Submitted to The Australian on 23 February 1995.
The NSW State election is a yawn. Both parties are struggling to excite the electorate. Really struggling. A note of hysteria is sounding in the rhetoric and propaganda in the campaign. This is especially so with respect to law and order. It is not certain, however, whether the electorate is paying much attention.
A reason for this is the cautious style and slow speaking cadences of the premier. In this as in so many other areas, Mr Fahey rivals Calvin Coolidge, the little remembered US President of the 1920s.
Mr Carr, the Opposition Leader, has a great speaking voice for radio. He is an intellectual who is more at home at a US Presidential trivia night than, say, at an eye-glazing barbeque in honour of Macedonian discus throwers.
Both men are now engaged in an election all the pundits are calling as very close.
On the law and order front, the parties are reacting to the interesting polling news that the people are worried about car thefts and assaults.
The ALP member for Smithfield, Mr Carl Scully, has achieved notoriety in trawling for talkback radio opportunities. “I’d stamp his papers ‘never to be released’. Ever.” This is one of his memorable quotes about a prisoner facing a parole hearing.
The latest ALP election commercials feature film footage and commentary about a drug boss let off lightly through an immunity arrangement with the police. No-one likes crime bosses, still less drug dealers. The commercial is cleverly made — with footage of a character blissfully talking on a mobile telephone, stepping into a flash limousine in a dark alley. The images are menacing and mysterious: it all looks fishy. The advertisement blasts Mr Fahey as soft on crime bosses.
For some reason, the Liberals have not started their campaign to counter this attack. Perhaps they hope it will go away. Perhaps they are too busy.
It is hard to take this terribly seriously. The way things are going, it will not be very long before this kind of interview occurs on morning radio:
Now I’ve got Mr Shaw on the line. He’s the Shadow Attorney General… Will you assure our listeners that under no circumstances will you let Mr Fox out on parole?
Mr Shaw: (attempting to interrupt)
I’d throw away the key, personally.
Now Mr Shadow Attorney, what do you say about that?
Key? Why would you keep a key? I’d melt it.
Why would you have a lock?
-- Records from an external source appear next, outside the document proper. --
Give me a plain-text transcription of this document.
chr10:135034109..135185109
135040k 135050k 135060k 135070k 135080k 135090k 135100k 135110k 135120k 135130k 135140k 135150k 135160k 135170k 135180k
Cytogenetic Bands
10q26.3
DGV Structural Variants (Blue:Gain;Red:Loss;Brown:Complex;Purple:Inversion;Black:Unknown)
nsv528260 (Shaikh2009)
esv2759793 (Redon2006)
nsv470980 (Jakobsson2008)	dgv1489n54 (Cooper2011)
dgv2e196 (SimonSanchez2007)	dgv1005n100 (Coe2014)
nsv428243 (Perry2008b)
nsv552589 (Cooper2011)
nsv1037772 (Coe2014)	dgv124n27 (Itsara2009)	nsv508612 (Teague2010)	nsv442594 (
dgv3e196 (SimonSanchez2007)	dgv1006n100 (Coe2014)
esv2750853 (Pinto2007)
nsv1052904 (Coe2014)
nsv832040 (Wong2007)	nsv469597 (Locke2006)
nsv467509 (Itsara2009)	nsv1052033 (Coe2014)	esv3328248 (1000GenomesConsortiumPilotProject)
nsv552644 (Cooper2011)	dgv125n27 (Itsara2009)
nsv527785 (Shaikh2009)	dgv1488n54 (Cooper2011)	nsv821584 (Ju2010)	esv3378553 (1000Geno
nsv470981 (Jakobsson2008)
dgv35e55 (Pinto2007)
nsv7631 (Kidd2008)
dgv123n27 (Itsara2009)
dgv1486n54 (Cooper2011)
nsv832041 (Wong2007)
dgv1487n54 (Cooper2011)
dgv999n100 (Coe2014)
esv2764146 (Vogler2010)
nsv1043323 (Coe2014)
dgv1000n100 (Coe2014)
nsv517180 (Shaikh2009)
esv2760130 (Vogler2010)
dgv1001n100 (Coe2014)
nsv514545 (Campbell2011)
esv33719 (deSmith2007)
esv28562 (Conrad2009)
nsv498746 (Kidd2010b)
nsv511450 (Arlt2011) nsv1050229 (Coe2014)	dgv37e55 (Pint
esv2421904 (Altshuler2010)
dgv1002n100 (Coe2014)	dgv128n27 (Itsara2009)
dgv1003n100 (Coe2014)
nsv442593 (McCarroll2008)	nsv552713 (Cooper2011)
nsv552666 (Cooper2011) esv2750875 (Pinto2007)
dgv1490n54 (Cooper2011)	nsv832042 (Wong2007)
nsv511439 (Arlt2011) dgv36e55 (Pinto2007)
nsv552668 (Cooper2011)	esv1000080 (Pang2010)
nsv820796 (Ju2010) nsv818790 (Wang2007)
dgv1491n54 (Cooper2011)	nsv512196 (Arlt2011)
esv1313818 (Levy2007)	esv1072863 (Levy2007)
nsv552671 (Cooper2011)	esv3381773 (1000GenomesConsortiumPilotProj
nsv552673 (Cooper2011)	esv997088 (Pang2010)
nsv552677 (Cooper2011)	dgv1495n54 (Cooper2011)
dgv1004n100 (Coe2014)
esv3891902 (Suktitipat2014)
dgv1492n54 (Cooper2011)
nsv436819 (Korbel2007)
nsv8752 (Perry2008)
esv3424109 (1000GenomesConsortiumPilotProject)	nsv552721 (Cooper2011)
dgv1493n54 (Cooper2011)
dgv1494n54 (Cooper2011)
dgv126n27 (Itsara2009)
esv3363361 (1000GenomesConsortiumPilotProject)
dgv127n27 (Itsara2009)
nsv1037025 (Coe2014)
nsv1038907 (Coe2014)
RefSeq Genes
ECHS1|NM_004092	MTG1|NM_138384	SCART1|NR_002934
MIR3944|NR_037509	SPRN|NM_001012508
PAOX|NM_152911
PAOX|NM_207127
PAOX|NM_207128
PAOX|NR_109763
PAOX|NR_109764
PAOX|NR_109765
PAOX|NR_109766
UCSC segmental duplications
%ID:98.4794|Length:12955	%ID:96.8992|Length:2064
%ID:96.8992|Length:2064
You wouldn’t even need a key if you didn’t have a lock. I’d seal the prison cell — personally, if need be.
Yes. But you’d still give them bread and water, wouldn’t you?
Did their victims ever get bread and water, I ask you?!
And so on.
Such an imaginative construction is not so far-fetched.
Some of the ALP’s commercials look as if they have been scripted by someone from Fast Forward [the ABC television satirical show]
As for the Liberals, they are looking desperate. The Premier attacked union bossism in the ALP. His Industrial Relations Minister, Mrs Chikarovski, vainly tried to drum up a scare on industrial relations. Labor’s policy is a disaster, she claimed. The reported warm endorsement of the NSW Chamber of Manufactures spokesperson, however, for aspects of Labor’s policy, undercuts this attack.
Never has there been so little curiosity by the public in a campaign.
It pays to possess a black sense of the absurd.
The parties think that the electorate is not concentrating. So they are trying to deliver sensational messages to jolt them out of complacency. The ALP’s might appear be cheap and nasty, but they seem to be the only smell of life around. But it is a worry that advertising wizards, unleashed and inventive, provide the only spark of imagination in a dull campaign.
I am sure Paul Austin, opinion page editor at the Oz took one look at this, yawned and threw the fax into the bin. I concede that trying to create interest in a boring campaign was beyond me.